As our web applications grew and more and more developers started working on them, it became obvious that we needed some kind revision control system to manage our code. As CVS is quite dated and Subversion (SVN) introduced some handy features (atomic transactions, Apache piggybacking, more convenient branching/tagging, tons of other improvements), we chose to go with SVN. The big question was: how to use it correctly? After coming up with some more or less weird ideas I think we finally found a decent solution to put a web application into source control. Keep in mind that this post is not about how to use SVN itself, it’s rather about the system architecture for using it in web development. If you need help with Subversion, you can find it in the manual and the FAQ.
Managing web applications in SVN is tricky for some reasons:
- When using revision control, a programmer is always working on a ‘working copy’ of the project. In traditional software engineering, this copy is somewhere on the his machine, as it’s a stand-alone application. In web development, however, we’re talking about webspace. Should every developer have a PHP environment on his machine then? Shouldn’t all programmers work on the exact same server configuration? What about Windows and Mac users?
- This means the working copies should be best on one webserver, along with an SVN client. Thus, we need some interface (the most simple one being SSH) to access it. Maybe a rich web client would be even better.
- Most web applications use a database. Different versions of software need different versions of database designs. Even worse, their operabililty may depend on data in the database. An application version without a matching database structure is no good.
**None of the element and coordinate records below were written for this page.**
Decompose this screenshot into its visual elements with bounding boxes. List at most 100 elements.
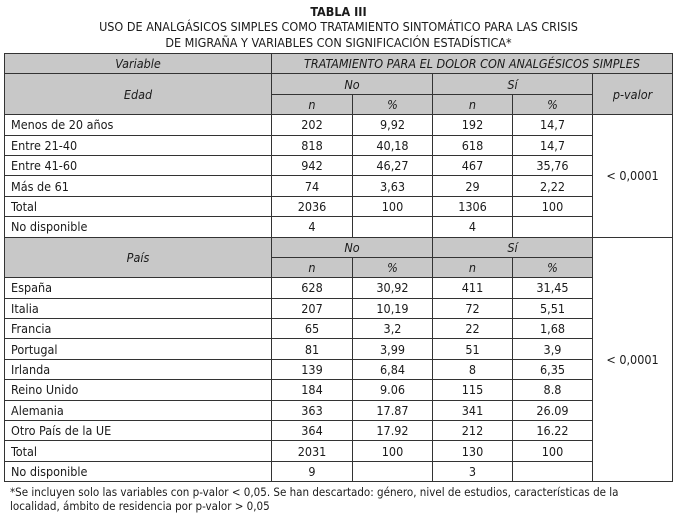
no-n-cell: 628 (271, 277, 353, 299)
si-n-cell: 192 (432, 114, 513, 136)
si-pct-cell: 3,9 (512, 338, 593, 360)
table-title-line-1: USO DE ANALGÁSICOS SIMPLES COMO TRATAMIE… (99, 19, 578, 34)
si-pct-cell: 100 (512, 195, 593, 218)
no-n-cell: 364 (271, 420, 353, 442)
table-number: TABLA III (310, 4, 367, 19)
no-pct-cell: 17.92 (352, 420, 433, 442)
table-row: Total 2036 100 1306 100 (4, 195, 673, 218)
treatment-header: TRATAMIENTO PARA EL DOLOR CON ANALGÉSICO… (270, 52, 674, 75)
data-table: Variable TRATAMIENTO PARA EL DOLOR CON A… (4, 52, 674, 483)
no-n-cell: 207 (271, 297, 353, 320)
no-n-cell: 65 (271, 318, 353, 340)
si-pct-cell: 6,35 (512, 358, 593, 381)
no-n-cell: 942 (271, 154, 353, 177)
table-row: Otro País de la UE 364 17.92 212 16.22 (4, 420, 673, 442)
si-pct-cell: 5,51 (512, 297, 593, 320)
no-pct-header: % (352, 93, 433, 116)
footnote: *Se incluyen solo las variables con p-va… (10, 485, 670, 513)
si-pct-cell: 100 (512, 440, 593, 462)
no-pct-cell (352, 460, 433, 483)
header-row: Variable TRATAMIENTO PARA EL DOLOR CON A… (4, 52, 674, 75)
no-n-cell: 184 (271, 379, 353, 401)
table-row: Irlanda 139 6,84 8 6,35 (4, 358, 673, 381)
no-pct-cell: 3,99 (352, 338, 433, 360)
si-n-cell: 115 (432, 379, 513, 401)
si-pct-cell: 35,76 (512, 154, 593, 177)
no-pct-cell: 30,92 (352, 277, 433, 299)
no-n-cell: 139 (271, 358, 353, 381)
row-label: Portugal (4, 338, 272, 360)
no-n-cell: 9 (271, 460, 353, 483)
footnote-line-2: localidad, ámbito de residencia por p-va… (10, 499, 270, 513)
variable-header: Variable (4, 52, 272, 75)
row-label: Total (4, 195, 272, 218)
si-pct-cell (512, 460, 593, 483)
p-value-cell: < 0,0001 (591, 236, 674, 483)
no-pct-cell (352, 216, 433, 238)
si-n-cell: 51 (432, 338, 513, 360)
si-n-cell: 22 (432, 318, 513, 340)
si-pct-cell: 14,7 (512, 114, 593, 136)
table-row: Reino Unido 184 9.06 115 8.8 (4, 379, 673, 401)
table-row: Entre 41-60 942 46,27 467 35,76 (4, 154, 673, 177)
row-label: Francia (4, 318, 272, 340)
table-row: Francia 65 3,2 22 1,68 (4, 318, 673, 340)
table-title-line-2: DE MIGRAÑA Y VARIABLES CON SIGNIFICACIÓN… (165, 35, 512, 50)
no-pct-header: % (352, 256, 433, 279)
si-pct-cell: 2,22 (512, 175, 593, 197)
no-header: No (271, 236, 433, 258)
si-header: Sí (432, 236, 593, 258)
si-pct-cell: 14,7 (512, 134, 593, 156)
no-pct-cell: 3,63 (352, 175, 433, 197)
edad-header-row: Edad No Sí p-valor (4, 73, 674, 116)
table-row: Entre 21-40 818 40,18 618 14,7 (4, 134, 673, 156)
no-n-cell: 818 (271, 134, 353, 156)
row-label: España (4, 277, 272, 299)
si-pct-cell: 26.09 (512, 399, 593, 422)
no-n-cell: 202 (271, 114, 353, 136)
si-n-cell: 3 (432, 460, 513, 483)
si-pct-cell (512, 216, 593, 238)
si-n-header: n (432, 93, 513, 116)
si-n-cell: 411 (432, 277, 513, 299)
si-n-cell: 467 (432, 154, 513, 177)
no-n-cell: 74 (271, 175, 353, 197)
row-label: Irlanda (4, 358, 272, 381)
si-n-cell: 212 (432, 420, 513, 442)
si-n-cell: 618 (432, 134, 513, 156)
no-pct-cell: 9,92 (352, 114, 433, 136)
no-pct-cell: 9.06 (352, 379, 433, 401)
si-pct-cell: 16.22 (512, 420, 593, 442)
p-value-cell: < 0,0001 (591, 114, 674, 238)
si-n-header: n (432, 256, 513, 279)
table-row: Más de 61 74 3,63 29 2,22 (4, 175, 673, 197)
row-label: Total (4, 440, 272, 462)
no-pct-cell: 46,27 (352, 154, 433, 177)
table-row: No disponible 4 4 (4, 216, 673, 238)
table-row: No disponible 9 3 (4, 460, 673, 483)
si-pct-cell: 1,68 (512, 318, 593, 340)
si-n-cell: 341 (432, 399, 513, 422)
table-row: Italia 207 10,19 72 5,51 (4, 297, 673, 320)
si-pct-cell: 31,45 (512, 277, 593, 299)
row-label: No disponible (4, 460, 272, 483)
no-n-cell: 4 (271, 216, 353, 238)
row-label: Entre 21-40 (4, 134, 272, 156)
no-header: No (271, 73, 433, 95)
no-pct-cell: 6,84 (352, 358, 433, 381)
row-label: No disponible (4, 216, 272, 238)
no-n-cell: 81 (271, 338, 353, 360)
row-label: Menos de 20 años (4, 114, 272, 136)
row-label: Reino Unido (4, 379, 272, 401)
table-row: Total 2031 100 130 100 (4, 440, 673, 462)
no-n-header: n (271, 256, 353, 279)
no-n-cell: 2036 (271, 195, 353, 218)
no-n-cell: 2031 (271, 440, 353, 462)
pvalor-header: p-valor (591, 73, 674, 116)
si-n-cell: 72 (432, 297, 513, 320)
no-pct-cell: 3,2 (352, 318, 433, 340)
si-header: Sí (432, 73, 593, 95)
table-row: Portugal 81 3,99 51 3,9 (4, 338, 673, 360)
si-n-cell: 4 (432, 216, 513, 238)
table-row: Alemania 363 17.87 341 26.09 (4, 399, 673, 422)
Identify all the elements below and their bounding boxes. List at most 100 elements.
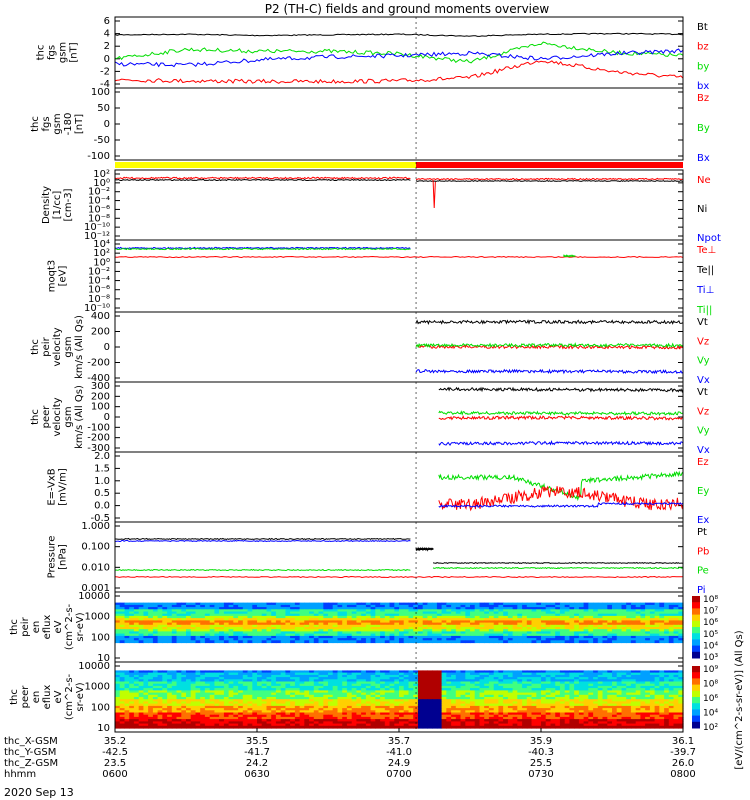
heatmap-cell xyxy=(361,670,367,674)
heatmap-cell xyxy=(309,611,315,615)
heatmap-cell xyxy=(612,622,618,626)
line-Ne-dip xyxy=(432,179,436,209)
heatmap-cell xyxy=(422,714,428,718)
heatmap-cell xyxy=(228,708,234,711)
heatmap-cell xyxy=(541,701,547,705)
heatmap-cell xyxy=(465,620,471,624)
heatmap-cell xyxy=(569,607,575,610)
heatmap-cell xyxy=(304,679,310,683)
heatmap-cell xyxy=(328,604,334,608)
ytick-label: -4 xyxy=(100,79,110,90)
heatmap-cell xyxy=(247,615,253,619)
heatmap-cell xyxy=(498,710,504,714)
heatmap-cell xyxy=(209,618,215,621)
heatmap-cell xyxy=(517,624,523,628)
heatmap-cell xyxy=(621,690,627,694)
heatmap-cell xyxy=(564,620,570,624)
heatmap-cell xyxy=(408,624,414,628)
heatmap-cell xyxy=(294,604,301,608)
heatmap-cell xyxy=(488,627,495,630)
heatmap-cell xyxy=(167,679,173,683)
heatmap-cell xyxy=(167,633,173,637)
heatmap-cell xyxy=(176,635,182,639)
heatmap-cell xyxy=(186,708,192,711)
heatmap-cell xyxy=(384,633,391,637)
heatmap-cell xyxy=(115,692,121,696)
heatmap-cell xyxy=(536,670,542,674)
heatmap-cell xyxy=(531,710,537,714)
heatmap-cell xyxy=(351,602,357,606)
heatmap-cell xyxy=(242,602,249,606)
heatmap-cell xyxy=(171,624,178,628)
heatmap-cell xyxy=(451,683,457,687)
heatmap-cell xyxy=(380,631,386,635)
heatmap-cell xyxy=(214,611,220,615)
heatmap-cell xyxy=(498,688,504,691)
heatmap-cell xyxy=(290,622,296,626)
ylabel-line: gsm xyxy=(63,406,74,427)
heatmap-cell xyxy=(645,618,651,621)
heatmap-cell xyxy=(370,694,376,698)
heatmap-cell xyxy=(167,640,173,644)
heatmap-cell xyxy=(171,703,178,707)
heatmap-cell xyxy=(124,701,130,705)
heatmap-cell xyxy=(275,618,282,621)
heatmap-cell xyxy=(479,615,485,619)
heatmap-cell xyxy=(470,685,476,689)
heatmap-cell xyxy=(541,677,547,680)
heatmap-cell xyxy=(394,692,400,696)
heatmap-cell xyxy=(531,627,537,630)
heatmap-cell xyxy=(432,620,438,624)
heatmap-cell xyxy=(441,703,447,707)
heatmap-cell xyxy=(257,681,263,685)
heatmap-cell xyxy=(351,694,357,698)
heatmap-cell xyxy=(602,607,608,610)
heatmap-cell xyxy=(309,670,315,674)
heatmap-cell xyxy=(545,609,551,613)
heatmap-cell xyxy=(271,607,277,610)
heatmap-cell xyxy=(593,681,599,685)
ytick-label: 10⁻² xyxy=(88,187,110,198)
heatmap-cell xyxy=(299,638,305,641)
heatmap-cell xyxy=(645,620,651,624)
heatmap-cell xyxy=(299,607,305,610)
heatmap-cell xyxy=(162,620,168,624)
heatmap-cell xyxy=(399,705,405,709)
heatmap-cell xyxy=(664,688,670,691)
heatmap-cell xyxy=(484,688,490,691)
heatmap-cell xyxy=(484,618,490,621)
heatmap-cell xyxy=(394,620,400,624)
heatmap-cell xyxy=(626,674,632,678)
heatmap-cell xyxy=(493,672,499,676)
heatmap-cell xyxy=(597,607,604,610)
heatmap-cell xyxy=(384,672,391,676)
heatmap-cell xyxy=(536,633,542,637)
heatmap-cell xyxy=(408,640,414,644)
heatmap-cell xyxy=(640,692,646,696)
heatmap-cell xyxy=(247,685,253,689)
heatmap-cell xyxy=(356,622,362,626)
heatmap-cell xyxy=(503,618,509,621)
heatmap-cell xyxy=(195,613,201,617)
heatmap-cell xyxy=(460,607,466,610)
heatmap-cell xyxy=(375,620,381,624)
heatmap-cell xyxy=(507,624,514,628)
heatmap-cell xyxy=(408,690,414,694)
heatmap-cell xyxy=(328,627,334,630)
heatmap-cell xyxy=(219,633,225,637)
heatmap-cell xyxy=(668,694,675,698)
heatmap-cell xyxy=(460,670,466,674)
heatmap-cell xyxy=(574,631,580,635)
heatmap-cell xyxy=(645,701,651,705)
heatmap-cell xyxy=(645,708,651,711)
heatmap-cell xyxy=(204,627,211,630)
heatmap-cell xyxy=(559,674,566,678)
heatmap-cell xyxy=(394,631,400,635)
heatmap-cell xyxy=(285,615,291,619)
heatmap-cell xyxy=(356,607,362,610)
heatmap-cell xyxy=(394,672,400,676)
heatmap-cell xyxy=(129,611,135,615)
heatmap-cell xyxy=(484,631,490,635)
heatmap-cell xyxy=(493,638,499,641)
heatmap-cell xyxy=(583,712,589,716)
- The application needs to be deployed to a live webspace. This might happen quite often and should be as painless as possible.
So this is what we’re going to need to make it work:
- A public webserver with the live webspace
- A testing webserver with at least one webspace (working copy) for each developer
- A MySQL server with two databases
- A SVN server
- Some discipline
Each developer is now able to work on the project in his own working directory (webspace). They all share one development database though, as the code shouldn’t be dependant on data in the database. Whenever a programmer has finished his task, he commits his changes to the repository.
When the next version of your application is ready, it can be rolled out to the live server, which is a working copy as well. That way, updates can be released very quickly and efficiently without having to export the whole repository. All we need is a little script or webmin to trigger the rollout. For security reasons, there is no other way to access files on the live webspace. All that needs to be done yet is to prevent Apache from descending into .svn folders. A little directive in our httpd.conf can help us here.
# Disallow browsing of Subversion working copy administrative dirs. <directorymatch "^/.*/.svn/"> Order deny,allow Deny from all </directorymatch>
For each version, there is a matching database structure. How are we going to handle this? First of all it seems smart to keep things backwards compatible, as it’s important that you can roll back to a previous version without breaking your application. Which means: don’t delete anything anywhere, just extend existing structures.
On each software release, all changes to the database structure need to be made on the live database server. On first thought this should be done automagically. The problem is: how? We don’t just want to “replicate” all the development server’s differences to the live server because there are certainly test tables or other half-baked things around there. Which makes it necessary to carefully select and that’s painful.
That’s why you should keep a changelog, where you can append all changes to the database which are meant for live use. It takes some discipline but has the advantage that you always have a ready SQL file to build your database from. If properly commented, you can use it as a changelog, too.
What if, for some odd reason, your code is dependant on data in the database? Say, the there’s some sort of sitemap stored in the database. This is painful because you have to update that table manually. Before each commit, when there’s been changes, you’ll have to dump it to an SQL file to put it under revision control. This way your data becomes mergeable, too. When there’s a lot of places to do so, you should consider scripts for freezing (writing database data into files) and unfreezing (vice versa) your web application.
What to put in…
Of course, your code belongs into version control. So do database schemata, templates and graphics. What you shouldn’t put in, is:
- User data – user uploaded files and stuff don’t belong there.
- Database data – don’t confuse revision control with a backup!
- Cached data – it’s temporary data.
- Configuration files – they’re to be created manually.
Don’t even think about putting configuration files into revision control. First of all, they tend to get overwritten and, for example, change your live server’s database. Second, passwords don’t belong into revision control! Instead, you should add default config files with changed filenames, like database.conf.default.
Branching and tagging
It’s important to remember that only working code belongs in the trunk. After all, it needs to be ready for deployment all the time. Because of this you need to create a new branch, whenever:
- You’re working on a big project that requires its own versioning.
- It’s a project that takes a rather long time to complete. Your code is safer in the repository than on a developer’s laptop.
- When more than one person is working on a project. In their own branch, developers can share their code without damaging the trunk.
These branches are merged back into the trunk after completion. About tagging, the only thing I can say is that it’s smart to create a tag whenever you’re updating your live webserver to keep track of your releases.
A nice side-effect of this whole approach is that no developer needs access to the live server anymore. When done right, live server updates are triggered over a webmin interface and that’s about all administrative access you need on that machine. Which is good. And don’t forget to use SSL for your SVN transactions to be safe!